Pengurus gereja terhambat hukum syariah yang tertuang dalam Qanun Aceh Nomor 4 Tahun 2016 tentang Pedoman Pemeliharaan Kerukunan Umat Beragama dan Pendirian Tempat Ibadah. Qanun itu menyebutkan pendirian tempat ibadah harus memenuhi syarat administrasi, yakni setidaknya memiliki 140 anggota jemaat dan dukungan masyarakat setempat paling sedikit 110 orang.
Wakil Koordinator Komisi untuk Orang Hilang dan Korban Tindak Kekerasan Aceh Fuadi Mardhatillah mengatakan ada 12 gereja Kristen Protestan dan Katolik yang tengah kesulitan mendapatkan izin di Aceh. Salah satunya di Aceh Singkil. “Ada intimidasi terhadap muslim agar tidak memberi tanda tangan,” tutur Fuadi.
Ketua FKUB Aceh Singkil, Ramlan, mengakui pengurus gereja kewalahan memenuhi syarat administrasi, terutama mendapat persetujuan warga muslim. Di lapangan, dia menemukan bahwa warga menolak mendukung karena dianggap menyalahi keyakinan. “Mereka takut dicap atau mewariskan hal buruk untuk anak-cucu karena memberi dukungan kepada gereja,” ujarnya.
Penolakan pendirian rumah ibadah tak melulu terjadi di daerah yang mayoritas penduduknya menganut Islam. Di Nusa Tenggara Timur, aturan 60/90 itu justru menghambat pendirian masjid. Contohnya kesulitan jemaah untuk mendirikan Masjid Batuplat di Kupang serta larangan pembangunan sekolah madrasah aliyah di Desa Manleten, Kabupaten Belu.
•••
MESKI mempertahankan syarat 60/90 KTP, Rancangan Peraturan Presiden tentang Pemeliharaan Kerukunan Umat Beragama justru memangkas kewenangan forum komunikasi umat beragama. FKUB merupakan perkumpulan di daerah yang berisi perwakilan pemuka agama. Dalam Peraturan Bersama Menteri Agama dan Menteri Dalam Negeri Nomor 8 dan Nomor 9 Tahun 2006, FKUB di kabupaten dan kota berwenang mengeluarkan rekomendasi pendirian rumah ibadah. Dalam rancangan perpres, kewenangan ini dihapus.
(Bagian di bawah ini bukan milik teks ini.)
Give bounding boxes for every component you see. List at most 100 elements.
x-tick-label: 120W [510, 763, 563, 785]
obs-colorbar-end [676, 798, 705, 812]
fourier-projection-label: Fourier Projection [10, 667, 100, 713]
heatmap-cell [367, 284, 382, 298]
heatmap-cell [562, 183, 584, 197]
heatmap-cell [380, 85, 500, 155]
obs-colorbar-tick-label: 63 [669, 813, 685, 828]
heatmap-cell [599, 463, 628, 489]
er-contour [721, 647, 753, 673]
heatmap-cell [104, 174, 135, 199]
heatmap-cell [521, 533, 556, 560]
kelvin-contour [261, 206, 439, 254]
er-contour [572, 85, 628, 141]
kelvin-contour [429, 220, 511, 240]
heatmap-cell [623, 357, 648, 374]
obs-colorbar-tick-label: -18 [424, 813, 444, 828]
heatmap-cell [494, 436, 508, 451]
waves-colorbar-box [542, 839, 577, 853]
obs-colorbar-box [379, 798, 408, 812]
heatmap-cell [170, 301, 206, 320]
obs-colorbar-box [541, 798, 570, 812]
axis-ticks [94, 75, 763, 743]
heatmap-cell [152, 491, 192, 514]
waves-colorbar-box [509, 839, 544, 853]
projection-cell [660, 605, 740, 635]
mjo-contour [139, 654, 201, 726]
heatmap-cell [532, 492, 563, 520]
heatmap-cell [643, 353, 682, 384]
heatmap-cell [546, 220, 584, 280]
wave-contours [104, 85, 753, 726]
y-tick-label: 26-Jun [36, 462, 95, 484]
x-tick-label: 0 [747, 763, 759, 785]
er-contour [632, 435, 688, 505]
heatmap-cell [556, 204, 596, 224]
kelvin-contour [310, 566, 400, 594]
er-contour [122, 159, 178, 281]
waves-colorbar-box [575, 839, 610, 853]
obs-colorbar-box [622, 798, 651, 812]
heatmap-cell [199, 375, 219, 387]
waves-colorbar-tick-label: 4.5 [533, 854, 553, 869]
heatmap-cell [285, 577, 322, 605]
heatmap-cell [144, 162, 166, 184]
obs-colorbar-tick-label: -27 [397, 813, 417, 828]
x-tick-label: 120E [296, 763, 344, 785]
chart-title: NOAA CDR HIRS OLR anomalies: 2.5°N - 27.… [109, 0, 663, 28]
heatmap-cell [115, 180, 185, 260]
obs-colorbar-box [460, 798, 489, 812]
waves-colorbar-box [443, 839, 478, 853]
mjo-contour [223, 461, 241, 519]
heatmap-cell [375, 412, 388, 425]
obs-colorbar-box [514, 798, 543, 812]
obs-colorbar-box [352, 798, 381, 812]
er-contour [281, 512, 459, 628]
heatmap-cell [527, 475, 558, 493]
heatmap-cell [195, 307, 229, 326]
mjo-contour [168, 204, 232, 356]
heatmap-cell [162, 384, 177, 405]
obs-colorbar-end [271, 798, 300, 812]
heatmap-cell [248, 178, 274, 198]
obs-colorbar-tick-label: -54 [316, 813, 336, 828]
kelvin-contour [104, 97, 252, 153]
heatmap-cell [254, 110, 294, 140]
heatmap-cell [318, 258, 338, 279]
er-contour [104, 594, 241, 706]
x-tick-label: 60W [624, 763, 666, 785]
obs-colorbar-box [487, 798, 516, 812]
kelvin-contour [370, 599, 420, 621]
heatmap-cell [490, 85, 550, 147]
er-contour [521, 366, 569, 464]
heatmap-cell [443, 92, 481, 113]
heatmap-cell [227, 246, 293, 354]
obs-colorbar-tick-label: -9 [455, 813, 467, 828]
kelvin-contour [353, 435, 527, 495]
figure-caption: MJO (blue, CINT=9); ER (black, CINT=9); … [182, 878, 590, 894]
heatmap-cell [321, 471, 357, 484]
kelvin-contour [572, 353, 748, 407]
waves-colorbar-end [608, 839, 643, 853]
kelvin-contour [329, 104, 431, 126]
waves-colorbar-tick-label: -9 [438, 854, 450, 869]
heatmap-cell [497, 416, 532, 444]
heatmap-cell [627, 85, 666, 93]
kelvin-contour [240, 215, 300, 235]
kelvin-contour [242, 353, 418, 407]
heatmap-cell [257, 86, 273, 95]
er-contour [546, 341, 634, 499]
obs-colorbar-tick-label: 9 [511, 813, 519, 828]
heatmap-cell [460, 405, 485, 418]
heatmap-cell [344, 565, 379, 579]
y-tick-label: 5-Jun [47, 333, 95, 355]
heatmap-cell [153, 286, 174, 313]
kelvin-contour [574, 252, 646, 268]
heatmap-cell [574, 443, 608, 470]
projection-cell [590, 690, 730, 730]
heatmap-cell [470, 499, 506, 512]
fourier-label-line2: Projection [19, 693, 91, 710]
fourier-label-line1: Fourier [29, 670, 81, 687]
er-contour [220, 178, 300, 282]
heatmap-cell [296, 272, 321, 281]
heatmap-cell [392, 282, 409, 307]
Rancangan perpres justru memperluas keberadaan FKUB. Tak hanya di level daerah, regulasi ini mengatur pembentukan FKUB pusat di tingkat nasional. Klausul pendirian FKUB pusat ini ditengarai menyisip di tengah pembahasan karena draf awal tidak mencantumkannya. Masalahnya, rekomendasi FKUB selama ini juga kerap menjadi batu sandungan pendirian rumah ibadah selain syarat 60/90 KTP.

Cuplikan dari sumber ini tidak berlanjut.